Three days later a rental contract had arrived. She’d moved in but she hadn’t heard from him since.
Until now. He was home to put the place on the market.
She’d expected nothing less. She knew it’d be sold eventually and she was trying to come up with alternative accommodation. She did not want to go home.
But right now her attention was all on the stupidity of his visitors driving over the bridge. Were they out of their minds?
She was tempted to pull back the drapes and look.
She heard heavy footsteps running across the veranda, and the knocker sounded so loudly it reverberated right through the house. The dogs went crazy. She hauled them back from the door, but as she did she heard the footsteps recede back across the veranda, back down the steps.
The car’s motor hadn’t been cut. A car door slammed, the engine was gunned—and it headed off the way it had come.
She held her breath as it rumbled back across the bridge. Reaching the other side. Safe.
Gone.
What on earth …?
Kids, playing the fool?
It was not her business. It was Blake’s business, she told herself. He was home now and she was only caring for her little bit of the house.
Hers. Until Blake sold the house.
It didn’t matter. For now it was hers, and she was soaking up every minute of it.
She snuggled back down under the covers—alone.
If there was one thing Maggie Tilden craved above everything else, it was being alone.
Bliss.
On the other side of the wall, Blake was listening, too. He heard the car roar over the bridge. He heard the thumps on his front door, the running footsteps of someone leaving in a hurry, and the car retreating back over the bridge.
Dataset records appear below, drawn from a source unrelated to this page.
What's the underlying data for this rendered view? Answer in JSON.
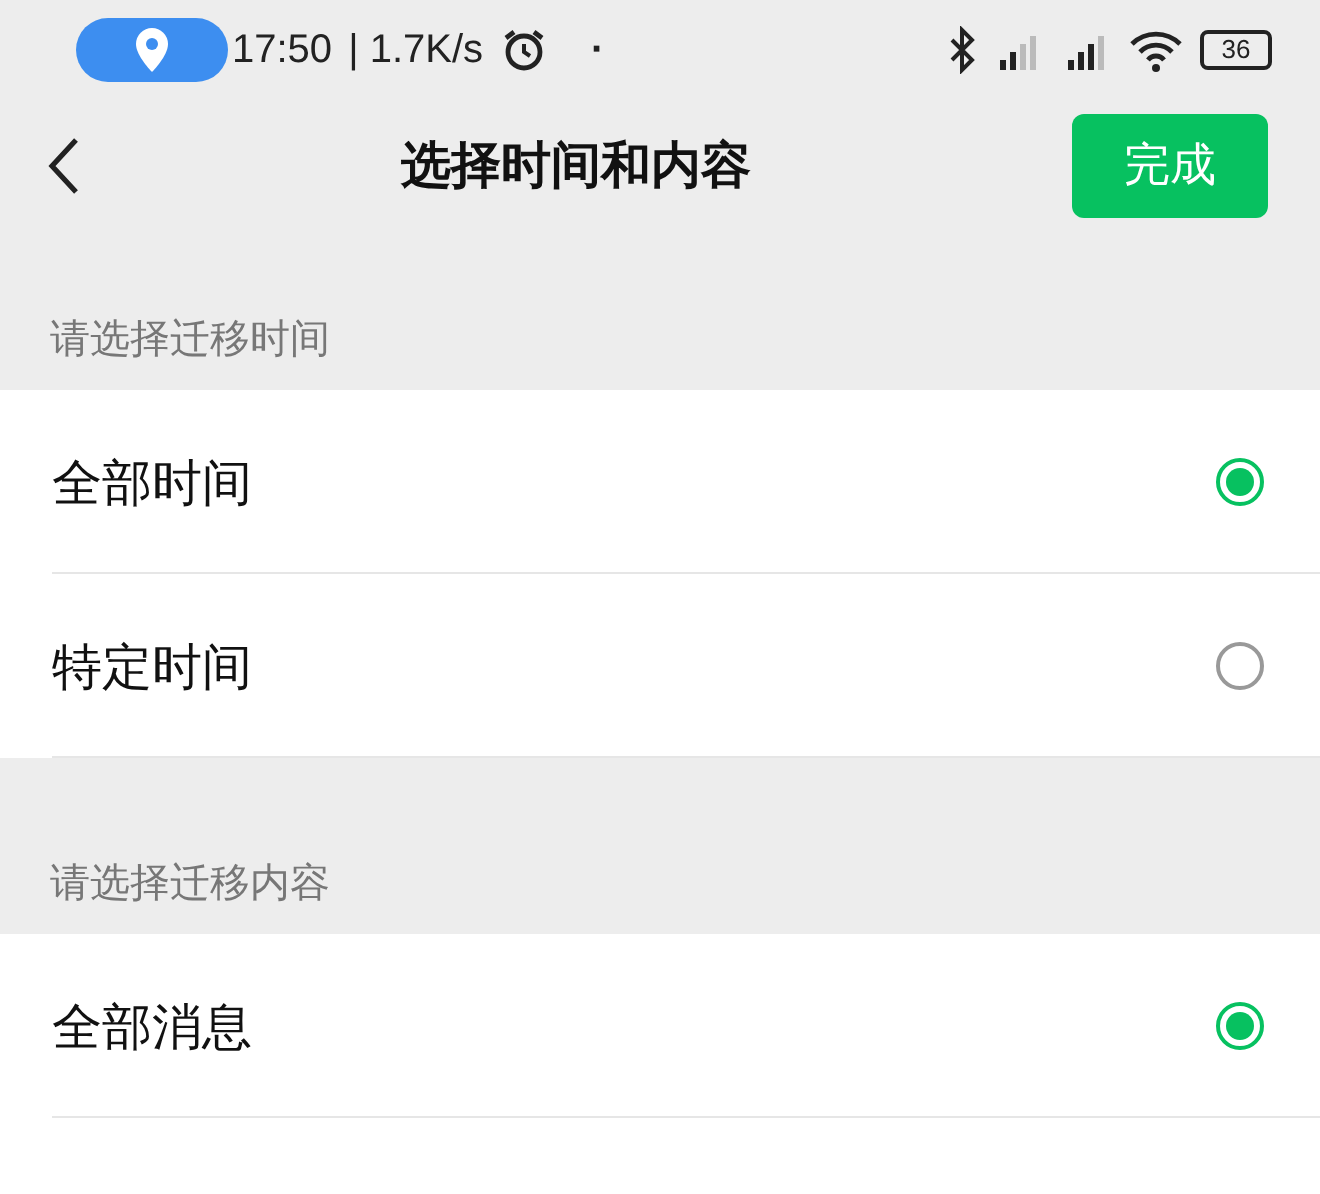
{
  "status_bar": {
    "time": "17:50",
    "speed": "| 1.7K/s",
    "dot": "·",
    "battery": "36"
  },
  "nav": {
    "title": "选择时间和内容",
    "done": "完成"
  },
  "sections": [
    {
      "header": "请选择迁移时间",
      "options": [
        {
          "label": "全部时间",
          "selected": true
        },
        {
          "label": "特定时间",
          "selected": false
        }
      ]
    },
    {
      "header": "请选择迁移内容",
      "options": [
        {
          "label": "全部消息",
          "selected": true
        }
      ]
    }
  ]
}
He also thought whoever it was must be crazy.
He and his tenant—Maggie Tilden—had inspected the bridge yesterday. The storm water had been pounding the aged timbers; things were being swept fast downstream—logs, debris, some of it big. It was battering the piles.
‘If you want to get out, you should go now,’ Maggie had said. ‘The authorities are about to close it.’
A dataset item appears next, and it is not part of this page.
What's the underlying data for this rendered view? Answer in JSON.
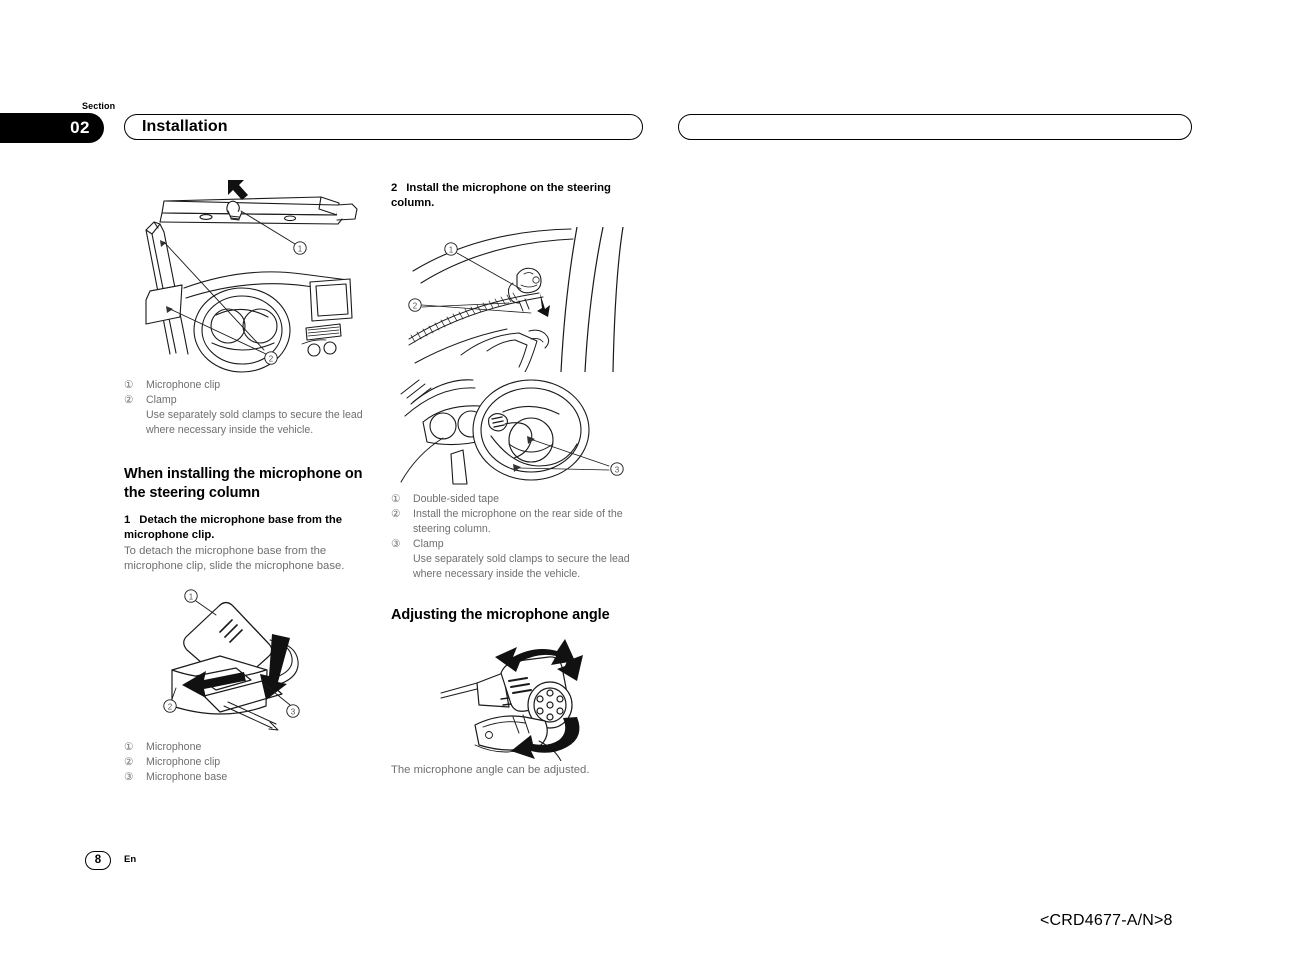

Did it matter? He’d been ordered to take three weeks off work to recuperate from appendicitis. He needed to sort his father’s possessions, so what difference did it make if he was stranded while he did it?
‘It’s up to you,’ Maggie had said, as if she didn’t mind either way, and she’d headed back to her part of the house with his father’s dogs.
She kept to herself, for which he was profoundly grateful, but now … A knock at midnight. A car going back and forth over the bridge.
Was this some friend of hers, playing the fool? Leaving something for her at the wrong door?
Whoever they were, they’d gone.
On Maggie’s side of the house he’d heard the dogs go crazy. He imagined her settling them. Part of him expected her to come across to check what had just happened.
She didn’t.
Forget it, he told himself. Go back to bed.